Si trova anche chi, tutto sommato, trova conveniente tirare la volata alla destra affermando che – almeno da quello parte – il tema dei migranti viene sollevato dopo che la sinistra “borghese” ha cercato di occultarlo sotto il velo della carità.
Tutto questo è frutto davvero di enormi fraintendimenti e della assenza/dimenticanza di bussole teoriche di riferimento; quelle bussole, quelle fonti di orientamento che, fino a qualche anno fa, presente la vituperata forma – partito “classica” e la coniugazione tra i cerchi concentrici che la formavano potevano essere riconoscibili fino a formare un “corpus” teorico e politico abbastanza utilizzabile per la lotta sociale di tutti i giorni.

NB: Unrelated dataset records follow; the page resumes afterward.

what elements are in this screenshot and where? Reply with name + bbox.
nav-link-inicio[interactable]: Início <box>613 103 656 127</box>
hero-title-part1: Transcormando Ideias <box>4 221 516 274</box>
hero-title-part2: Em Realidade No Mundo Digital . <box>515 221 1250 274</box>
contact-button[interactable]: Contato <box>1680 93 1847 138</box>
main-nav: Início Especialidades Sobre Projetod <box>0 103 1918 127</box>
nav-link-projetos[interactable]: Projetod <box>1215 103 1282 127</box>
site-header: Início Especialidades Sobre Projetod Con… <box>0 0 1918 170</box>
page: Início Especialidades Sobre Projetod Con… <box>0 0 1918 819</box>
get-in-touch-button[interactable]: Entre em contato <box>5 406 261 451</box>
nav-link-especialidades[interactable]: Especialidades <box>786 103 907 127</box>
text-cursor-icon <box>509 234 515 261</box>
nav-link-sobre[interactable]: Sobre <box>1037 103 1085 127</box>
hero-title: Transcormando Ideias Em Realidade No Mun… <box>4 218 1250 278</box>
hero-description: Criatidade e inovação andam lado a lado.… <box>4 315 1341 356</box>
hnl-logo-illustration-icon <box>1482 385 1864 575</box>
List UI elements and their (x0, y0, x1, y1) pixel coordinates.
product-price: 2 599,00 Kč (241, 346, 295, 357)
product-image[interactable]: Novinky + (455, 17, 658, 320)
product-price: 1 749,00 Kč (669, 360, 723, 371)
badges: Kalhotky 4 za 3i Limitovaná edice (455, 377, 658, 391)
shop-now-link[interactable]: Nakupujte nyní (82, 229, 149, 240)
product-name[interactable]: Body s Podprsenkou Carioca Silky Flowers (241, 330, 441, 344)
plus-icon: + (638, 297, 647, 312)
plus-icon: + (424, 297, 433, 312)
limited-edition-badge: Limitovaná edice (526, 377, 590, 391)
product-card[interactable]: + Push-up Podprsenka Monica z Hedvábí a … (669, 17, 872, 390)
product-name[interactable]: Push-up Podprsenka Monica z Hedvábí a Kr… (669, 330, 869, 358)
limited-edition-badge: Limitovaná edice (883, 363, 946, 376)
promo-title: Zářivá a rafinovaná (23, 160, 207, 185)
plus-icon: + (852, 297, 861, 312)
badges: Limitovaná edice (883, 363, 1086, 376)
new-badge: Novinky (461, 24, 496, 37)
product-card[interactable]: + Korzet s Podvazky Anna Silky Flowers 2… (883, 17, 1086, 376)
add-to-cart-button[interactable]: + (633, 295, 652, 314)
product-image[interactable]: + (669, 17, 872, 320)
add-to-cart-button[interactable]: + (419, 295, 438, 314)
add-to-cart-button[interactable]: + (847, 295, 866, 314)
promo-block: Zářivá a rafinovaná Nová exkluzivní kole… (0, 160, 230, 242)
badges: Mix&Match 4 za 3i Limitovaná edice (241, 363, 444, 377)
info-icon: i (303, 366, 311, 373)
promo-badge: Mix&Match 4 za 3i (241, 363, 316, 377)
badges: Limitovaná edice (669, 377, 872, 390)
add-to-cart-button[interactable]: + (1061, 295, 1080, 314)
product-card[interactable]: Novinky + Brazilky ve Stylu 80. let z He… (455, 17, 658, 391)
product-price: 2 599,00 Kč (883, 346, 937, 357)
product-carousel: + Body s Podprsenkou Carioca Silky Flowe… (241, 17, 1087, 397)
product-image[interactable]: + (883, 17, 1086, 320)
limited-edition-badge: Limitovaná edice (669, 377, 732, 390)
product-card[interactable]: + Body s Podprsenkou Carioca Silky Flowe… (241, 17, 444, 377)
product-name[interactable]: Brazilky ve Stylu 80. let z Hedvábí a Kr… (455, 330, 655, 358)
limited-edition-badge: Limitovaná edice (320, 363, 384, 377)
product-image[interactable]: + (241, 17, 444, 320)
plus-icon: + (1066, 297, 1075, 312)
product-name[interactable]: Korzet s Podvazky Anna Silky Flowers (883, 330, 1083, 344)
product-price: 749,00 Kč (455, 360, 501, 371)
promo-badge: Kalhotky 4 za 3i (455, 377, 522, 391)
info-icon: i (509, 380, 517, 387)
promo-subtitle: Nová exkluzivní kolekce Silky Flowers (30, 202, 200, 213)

Oggi ci si dimentica, purtroppo, del nodo fondamentale che rimane quello del rapporto tra sfruttati e sfruttatori, nel quadro di un allargarsi di quella che avevamo definito come “contraddizione principale” ad un insieme, per certi versi inediti sulla scena della storia, della società.
Non si tratta, sia chiaro, della conservazione di antichi ideologismi ma di affermare la costanza e la pervasività quotidiana della contraddizione di classe.
Per questi intellettuali,una volta fatto finta di dimenticare e/o occultare i passaggi decisivi delle gerarchie insite nel sistema capitalistico, il resto viene tutto bene, anche accostarsi a questo pasticcio di governo italiano facendo finta di discuterne come se le sue componenti fossero sul serio portatrici di un pensiero politico e non di episodici raptus di enunciazioni tendenti esclusivamente alla conquista (apparente) del potere.
Un modo come un altro per assoggettarsi ai nuovi padroni e candidarsi all’eterno ruolo di cortigiani.
Altro che personalizzazione ed apparire in luogo dell’essere, siamo già arrivati alla teorizzazione dell’astrattezza di un potere complice della vacuità dell’assenza di pensiero e del modellarsi delle azioni sulle più pericolose istanze soltanto perché le si ritiene gradite al pubblico (del web).